The 2028 bond rose from below 70 cents to the dollar in early May to 77.75 cents on June 8.
On Monday it traded at about 75.75 cents, for a yield of around 10.5 percent.
"We believe this is just a bit of profit-taking after the price had risen steadily since early May when the agreement in principle with the IMF was reached," said Alan Cameron, an economist at Exotix in London.
Oil prices and the IMF deal continue to be the main factors driving Iraqi bond prices, he said.
Moody's and Fitch Ratings last month said Iraq's IMF deal was credit positive.
Fitch rates Iraq's long-term credit at B-, below investment grade.
Meanwhile, Iraq said it had made arrests as it investigates allegations that militiamen helping the army retake Falluja had executed dozens of men fleeing Falluja, which is held by IS.
Iraqi authorities "are following up on the violations and a number of arrests have been made," government spokesman Saad Al Hadithi said after a regional governor said 49 men had been executed after surrendering to a militia faction.
Sohaib al-Rawi, governor of Anbar province where Falluja is located, said on Sunday that 643 men had gone missing between June 3 and June 5, and "all the surviving detainees were subjected to severe and collective torture by various means."
The participation of militias in the battle of Falluja, just west of Baghdad, alongside the Iraqi army had already raised fears of sectarian killings.
Iraq's Defence Minister Khalid al-Obeidi said four military personnel were arrested after video footage showed them abusing people displaced from Falluja.
He pledged on Twitter to prosecute any serviceman involved in such acts.
"Harassment of IDPs (internally displaced persons) is a betrayal of the sacrifices of our brave forces' liberation operations to expel Daesh (Islamic State) from Iraq," he said.
Falluja is a historic bastion of the Sunni insurgency against U.S.
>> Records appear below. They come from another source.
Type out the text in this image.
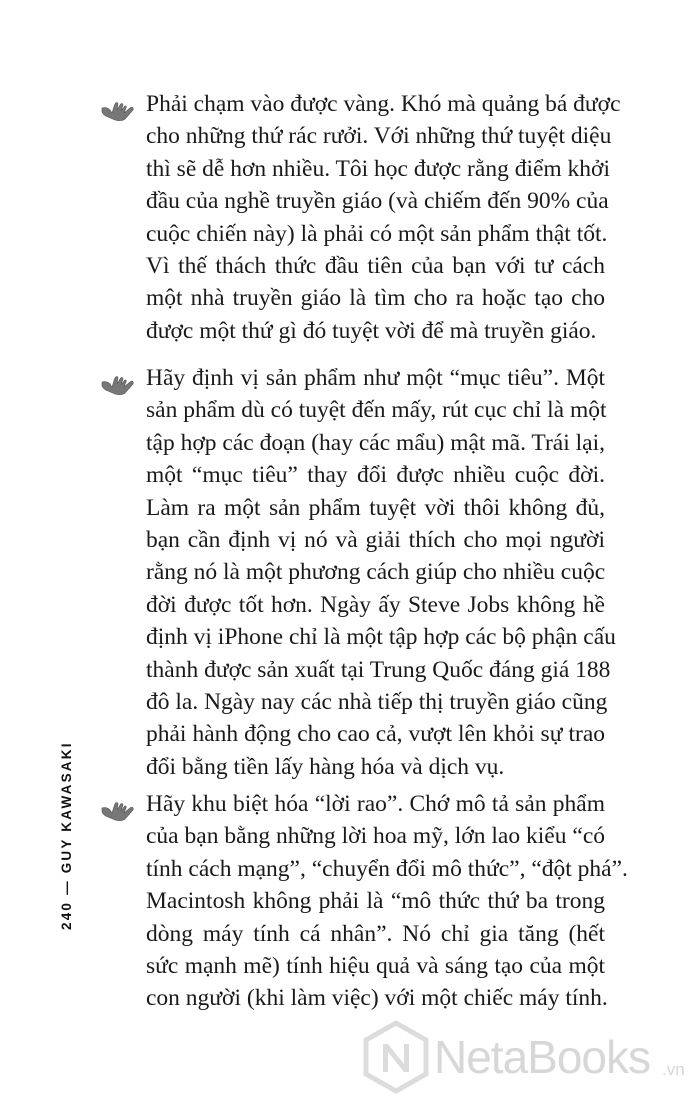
Phải chạm vào được vàng. Khó mà quảng bá được
cho những thứ rác rưởi. Với những thứ tuyệt diệu
thì sẽ dễ hơn nhiều. Tôi học được rằng điểm khởi
đầu của nghề truyền giáo (và chiếm đến 90% của
cuộc chiến này) là phải có một sản phẩm thật tốt.
Vì thế thách thức đầu tiên của bạn với tư cách
một nhà truyền giáo là tìm cho ra hoặc tạo cho
được một thứ gì đó tuyệt vời để mà truyền giáo.
Hãy định vị sản phẩm như một “mục tiêu”. Một
sản phẩm dù có tuyệt đến mấy, rút cục chỉ là một
tập hợp các đoạn (hay các mẩu) mật mã. Trái lại,
một “mục tiêu” thay đổi được nhiều cuộc đời.
Làm ra một sản phẩm tuyệt vời thôi không đủ,
bạn cần định vị nó và giải thích cho mọi người
rằng nó là một phương cách giúp cho nhiều cuộc
đời được tốt hơn. Ngày ấy Steve Jobs không hề
định vị iPhone chỉ là một tập hợp các bộ phận cấu
thành được sản xuất tại Trung Quốc đáng giá 188
đô la. Ngày nay các nhà tiếp thị truyền giáo cũng
phải hành động cho cao cả, vượt lên khỏi sự trao
đổi bằng tiền lấy hàng hóa và dịch vụ.
Hãy khu biệt hóa “lời rao”. Chớ mô tả sản phẩm
của bạn bằng những lời hoa mỹ, lớn lao kiểu “có
tính cách mạng”, “chuyển đổi mô thức”, “đột phá”.
Macintosh không phải là “mô thức thứ ba trong
dòng máy tính cá nhân”. Nó chỉ gia tăng (hết
sức mạnh mẽ) tính hiệu quả và sáng tạo của một
con người (khi làm việc) với một chiếc máy tính.
240 — GUY KAWASAKI
NetaBooks .vn
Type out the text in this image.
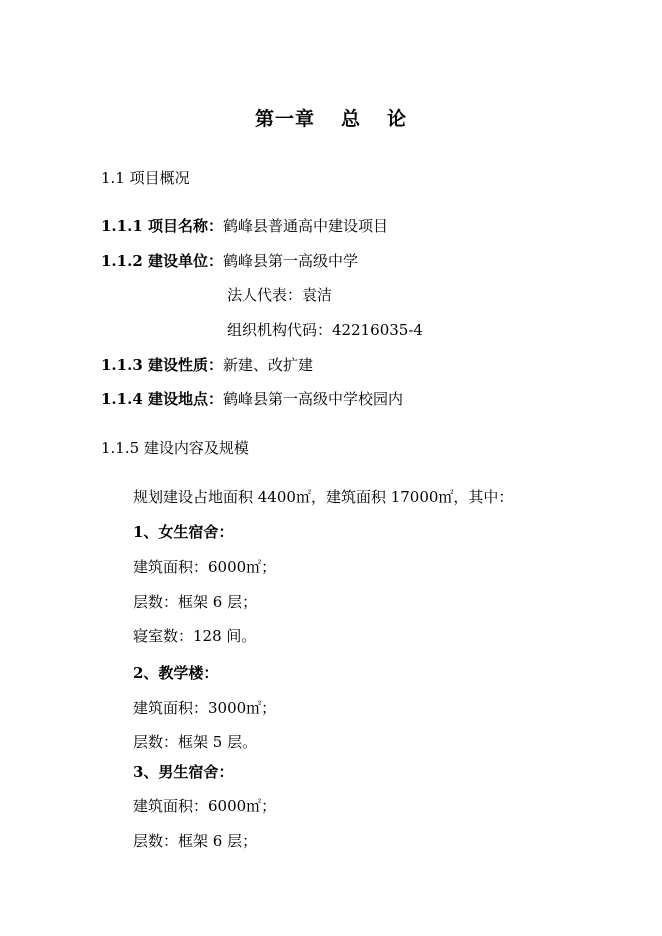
第一章 总 论
1.1 项目概况
1.1.1 项目名称：鹤峰县普通高中建设项目
1.1.2 建设单位：鹤峰县第一高级中学
法人代表：袁洁
组织机构代码：42216035-4
1.1.3 建设性质：新建、改扩建
1.1.4 建设地点：鹤峰县第一高级中学校园内
1.1.5 建设内容及规模
规划建设占地面积 4400㎡，建筑面积 17000㎡，其中：
1、女生宿舍：
建筑面积：6000㎡；
层数：框架 6 层；
寝室数：128 间。
2、教学楼：
建筑面积：3000㎡；
层数：框架 5 层。
3、男生宿舍：
建筑面积：6000㎡；
层数：框架 6 层；
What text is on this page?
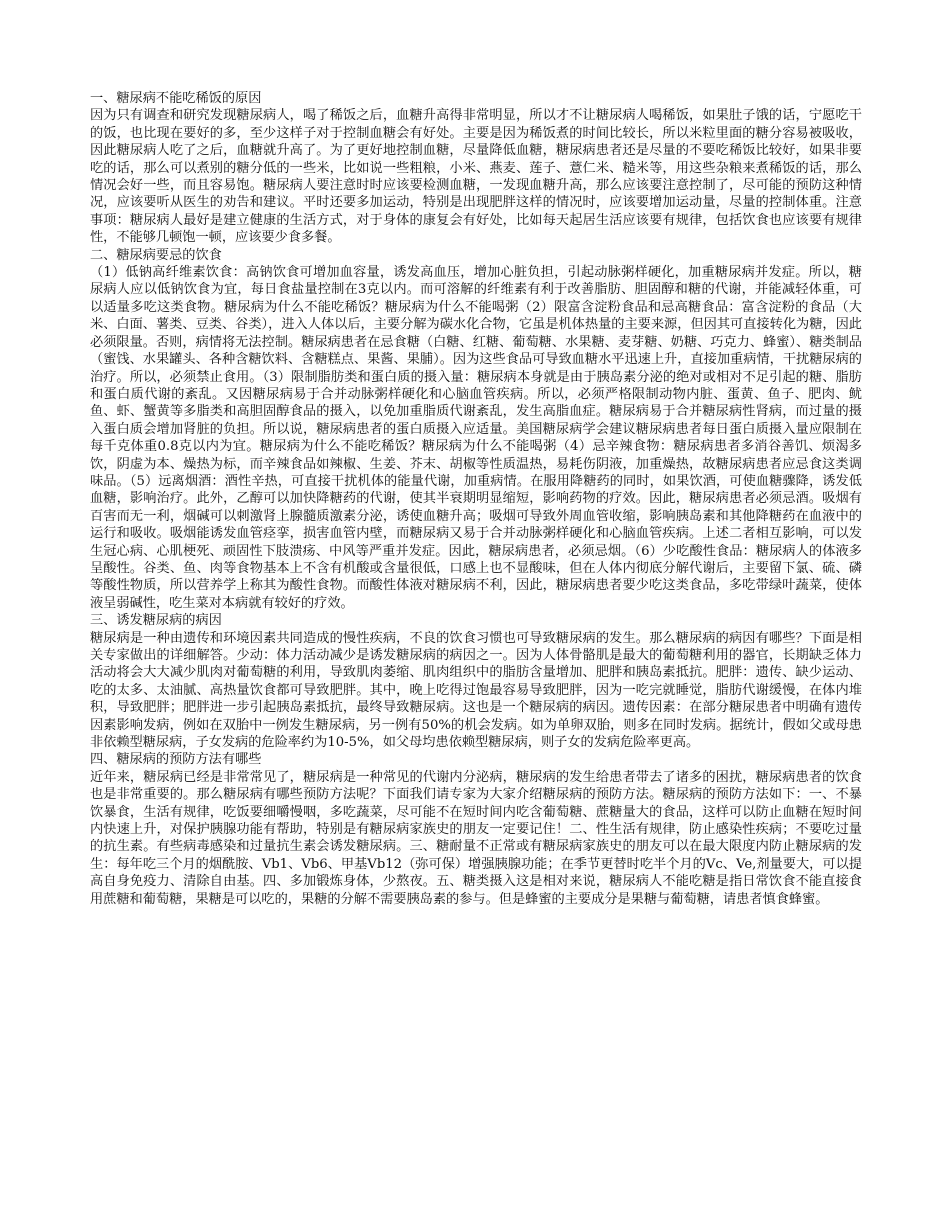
一、糖尿病不能吃稀饭的原因

因为只有调查和研究发现糖尿病人，喝了稀饭之后，血糖升高得非常明显，所以才不让糖尿病人喝稀饭，如果肚子饿的话，宁愿吃干的饭，也比现在要好的多，至少这样子对于控制血糖会有好处。主要是因为稀饭煮的时间比较长，所以米粒里面的糖分容易被吸收，因此糖尿病人吃了之后，血糖就升高了。为了更好地控制血糖，尽量降低血糖，糖尿病患者还是尽量的不要吃稀饭比较好，如果非要吃的话，那么可以煮别的糖分低的一些米，比如说一些粗粮，小米、燕麦、莲子、薏仁米、糙米等，用这些杂粮来煮稀饭的话，那么情况会好一些，而且容易饱。糖尿病人要注意时时应该要检测血糖，一发现血糖升高，那么应该要注意控制了，尽可能的预防这种情况，应该要听从医生的劝告和建议。平时还要多加运动，特别是出现肥胖这样的情况时，应该要增加运动量，尽量的控制体重。注意事项：糖尿病人最好是建立健康的生活方式，对于身体的康复会有好处，比如每天起居生活应该要有规律，包括饮食也应该要有规律性，不能够几顿饱一顿，应该要少食多餐。

二、糖尿病要忌的饮食

（1）低钠高纤维素饮食：高钠饮食可增加血容量，诱发高血压，增加心脏负担，引起动脉粥样硬化，加重糖尿病并发症。所以，糖尿病人应以低钠饮食为宜，每日食盐量控制在3克以内。而可溶解的纤维素有利于改善脂肪、胆固醇和糖的代谢，并能减轻体重，可以适量多吃这类食物。糖尿病为什么不能吃稀饭？糖尿病为什么不能喝粥（2）限富含淀粉食品和忌高糖食品：富含淀粉的食品（大米、白面、薯类、豆类、谷类），进入人体以后，主要分解为碳水化合物，它虽是机体热量的主要来源，但因其可直接转化为糖，因此必须限量。否则，病情将无法控制。糖尿病患者在忌食糖（白糖、红糖、葡萄糖、水果糖、麦芽糖、奶糖、巧克力、蜂蜜）、糖类制品（蜜饯、水果罐头、各种含糖饮料、含糖糕点、果酱、果脯）。因为这些食品可导致血糖水平迅速上升，直接加重病情，干扰糖尿病的治疗。所以，必须禁止食用。（3）限制脂肪类和蛋白质的摄入量：糖尿病本身就是由于胰岛素分泌的绝对或相对不足引起的糖、脂肪和蛋白质代谢的紊乱。又因糖尿病易于合并动脉粥样硬化和心脑血管疾病。所以，必须严格限制动物内脏、蛋黄、鱼子、肥肉、鱿鱼、虾、蟹黄等多脂类和高胆固醇食品的摄入，以免加重脂质代谢紊乱，发生高脂血症。糖尿病易于合并糖尿病性肾病，而过量的摄入蛋白质会增加肾脏的负担。所以说，糖尿病患者的蛋白质摄入应适量。美国糖尿病学会建议糖尿病患者每日蛋白质摄入量应限制在每千克体重0.8克以内为宜。糖尿病为什么不能吃稀饭？糖尿病为什么不能喝粥（4）忌辛辣食物：糖尿病患者多消谷善饥、烦渴多饮，阴虚为本、燥热为标，而辛辣食品如辣椒、生姜、芥末、胡椒等性质温热，易耗伤阴液，加重燥热，故糖尿病患者应忌食这类调味品。（5）远离烟酒：酒性辛热，可直接干扰机体的能量代谢，加重病情。在服用降糖药的同时，如果饮酒，可使血糖骤降，诱发低血糖，影响治疗。此外，乙醇可以加快降糖药的代谢，使其半衰期明显缩短，影响药物的疗效。因此，糖尿病患者必须忌酒。吸烟有百害而无一利，烟碱可以刺激肾上腺髓质激素分泌，诱使血糖升高；吸烟可导致外周血管收缩，影响胰岛素和其他降糖药在血液中的运行和吸收。吸烟能诱发血管痉挛，损害血管内壁，而糖尿病又易于合并动脉粥样硬化和心脑血管疾病。上述二者相互影响，可以发生冠心病、心肌梗死、顽固性下肢溃疡、中风等严重并发症。因此，糖尿病患者，必须忌烟。（6）少吃酸性食品：糖尿病人的体液多呈酸性。谷类、鱼、肉等食物基本上不含有机酸或含量很低，口感上也不显酸味，但在人体内彻底分解代谢后，主要留下氯、硫、磷等酸性物质，所以营养学上称其为酸性食物。而酸性体液对糖尿病不利，因此，糖尿病患者要少吃这类食品，多吃带绿叶蔬菜，使体液呈弱碱性，吃生菜对本病就有较好的疗效。

三、诱发糖尿病的病因

糖尿病是一种由遗传和环境因素共同造成的慢性疾病，不良的饮食习惯也可导致糖尿病的发生。那么糖尿病的病因有哪些？下面是相关专家做出的详细解答。少动：体力活动减少是诱发糖尿病的病因之一。因为人体骨骼肌是最大的葡萄糖利用的器官，长期缺乏体力活动将会大大减少肌肉对葡萄糖的利用，导致肌肉萎缩、肌肉组织中的脂肪含量增加、肥胖和胰岛素抵抗。肥胖：遗传、缺少运动、吃的太多、太油腻、高热量饮食都可导致肥胖。其中，晚上吃得过饱最容易导致肥胖，因为一吃完就睡觉，脂肪代谢缓慢，在体内堆积，导致肥胖；肥胖进一步引起胰岛素抵抗，最终导致糖尿病。这也是一个糖尿病的病因。遗传因素：在部分糖尿患者中明确有遗传因素影响发病，例如在双胎中一例发生糖尿病，另一例有50%的机会发病。如为单卵双胎，则多在同时发病。据统计，假如父或母患非依赖型糖尿病，子女发病的危险率约为10-5%，如父母均患依赖型糖尿病，则子女的发病危险率更高。

四、糖尿病的预防方法有哪些

近年来，糖尿病已经是非常常见了，糖尿病是一种常见的代谢内分泌病，糖尿病的发生给患者带去了诸多的困扰，糖尿病患者的饮食也是非常重要的。那么糖尿病有哪些预防方法呢？下面我们请专家为大家介绍糖尿病的预防方法。糖尿病的预防方法如下：一、不暴饮暴食，生活有规律，吃饭要细嚼慢咽，多吃蔬菜，尽可能不在短时间内吃含葡萄糖、蔗糖量大的食品，这样可以防止血糖在短时间内快速上升，对保护胰腺功能有帮助，特别是有糖尿病家族史的朋友一定要记住！二、性生活有规律，防止感染性疾病；不要吃过量的抗生素。有些病毒感染和过量抗生素会诱发糖尿病。三、糖耐量不正常或有糖尿病家族史的朋友可以在最大限度内防止糖尿病的发生：每年吃三个月的烟酰胺、Vb1、Vb6、甲基Vb12（弥可保）增强胰腺功能；在季节更替时吃半个月的Vc、Ve,剂量要大，可以提高自身免疫力、清除自由基。四、多加锻炼身体，少熬夜。五、糖类摄入这是相对来说，糖尿病人不能吃糖是指日常饮食不能直接食用蔗糖和葡萄糖，果糖是可以吃的，果糖的分解不需要胰岛素的参与。但是蜂蜜的主要成分是果糖与葡萄糖，请患者慎食蜂蜜。
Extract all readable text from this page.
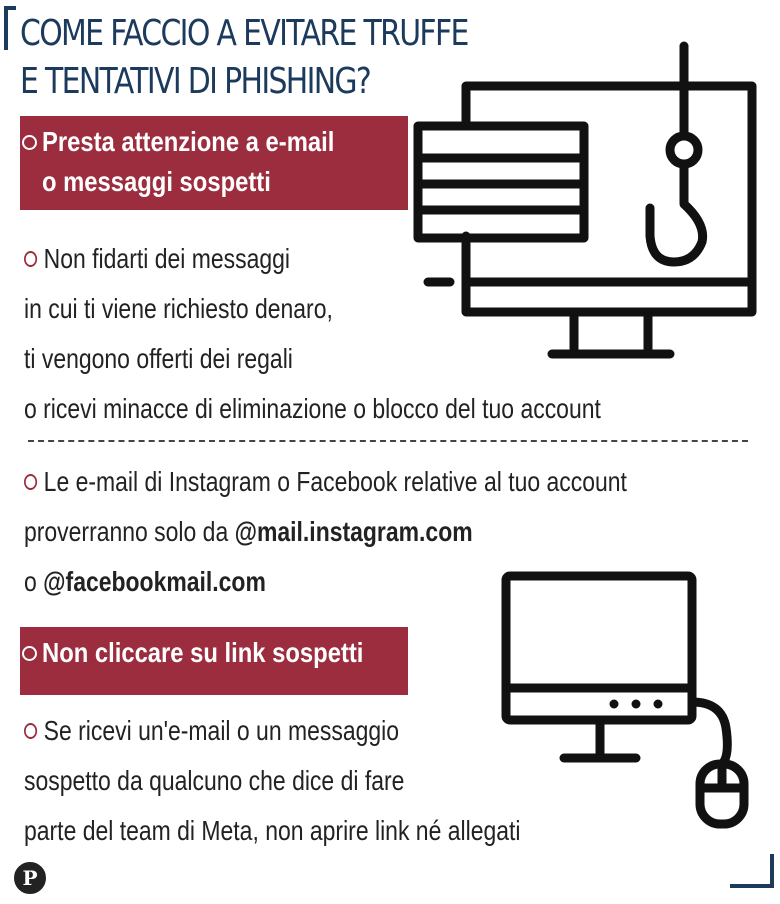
COME FACCIO A EVITARE TRUFFE
E TENTATIVI DI PHISHING?
Presta attenzione a e-mail
o messaggi sospetti
Non fidarti dei messaggi
in cui ti viene richiesto denaro,
ti vengono offerti dei regali
o ricevi minacce di eliminazione o blocco del tuo account
Le e-mail di Instagram o Facebook relative al tuo account
proverranno solo da @mail.instagram.com
o @facebookmail.com
Non cliccare su link sospetti
Se ricevi un'e-mail o un messaggio
sospetto da qualcuno che dice di fare
parte del team di Meta, non aprire link né allegati
P
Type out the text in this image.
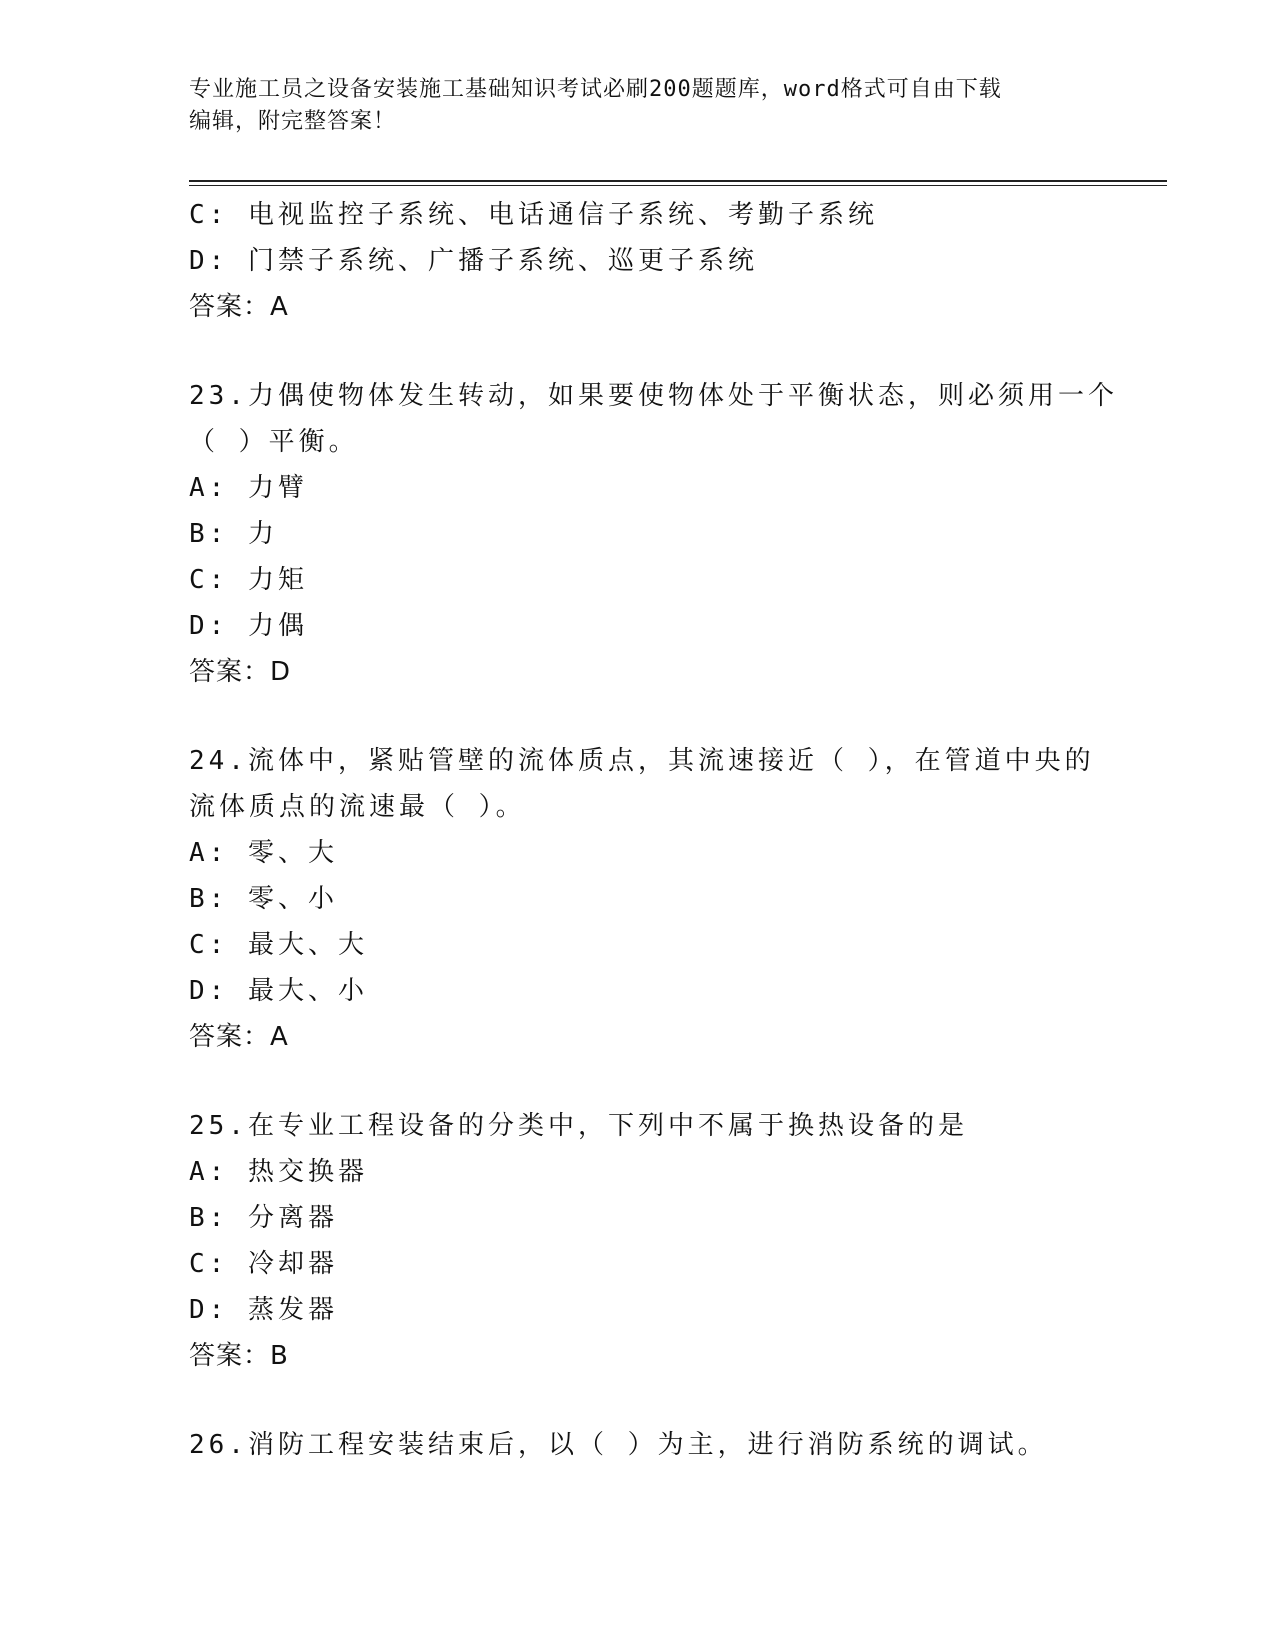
专业施工员之设备安装施工基础知识考试必刷200题题库，word格式可自由下载
编辑，附完整答案！
C: 电视监控子系统、电话通信子系统、考勤子系统
D: 门禁子系统、广播子系统、巡更子系统
答案：A
23.力偶使物体发生转动，如果要使物体处于平衡状态，则必须用一个
（ ）平衡。
A: 力臂
B: 力
C: 力矩
D: 力偶
答案：D
24.流体中，紧贴管壁的流体质点，其流速接近（ ），在管道中央的
流体质点的流速最（ ）。
A: 零、大
B: 零、小
C: 最大、大
D: 最大、小
答案：A
25.在专业工程设备的分类中，下列中不属于换热设备的是
A: 热交换器
B: 分离器
C: 冷却器
D: 蒸发器
答案：B
26.消防工程安装结束后，以（ ）为主，进行消防系统的调试。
forces that toppled Saddam Hussein, a Sunni, in 2003, and the Shi'ite-led governments that followed.
In the north of the country, troops fought with Islamic State militants in the village of Haj Ali for the second day in a row, an Iraqi officer taking part said.
Haj Ali is near the Qayyara, a town under Islamic State control which has an airfield that Baghdad's forces seek to use as a staging ground for a future offensive on Mosul, about 60 km (40 miles) north.
"Strict orders were issued to protect the civilians," government spokesman Hadithi said, adding that these instructions were also given to the Hashid Shaabi, or Popular Mobilisation Forces.
The United Nations said last week it knew of "extremely distressing, credible reports" of men and boys being abused by armed groups working with security forces after fleeing Falluja.
Iraqi authorities routinely separate males aged over 15 from their families when they manage to escape Falluja, to screen them to ensure they do not pose a security risk and check if they may have been involved in war crimes.
U.N.
human rights chief Zeid Ra'ad al-Hussein said screening was legitimate but should not be done by paramilitary groups.
"The country must avoid further divisions or violence along sectarian lines, lest it implode completely," he said on Monday.
A spokesman for the U.S.-led coalition fighting Islamic State said the Baghdad government was aware of the abuses.
"We know that the prime minister has come out and said that he believes that these abuses have happened and that he... has demanded accountability of any perpetrators," Colonel Chris Garver said."We think that is the right course of action."
The Iraqi army launched the offensive on Falluja on May 23, with air support from the U.S.-led coalition.
The United Nations has said up to 90,000 people are trapped in the city with little food or water.
Repeated phone calls to three spokesmen of the Popular Mobilisation Forces were not answered.
Last week, one of them, Kareem Nuri, said past accusations of human rights violations were "politically motivated and baseless".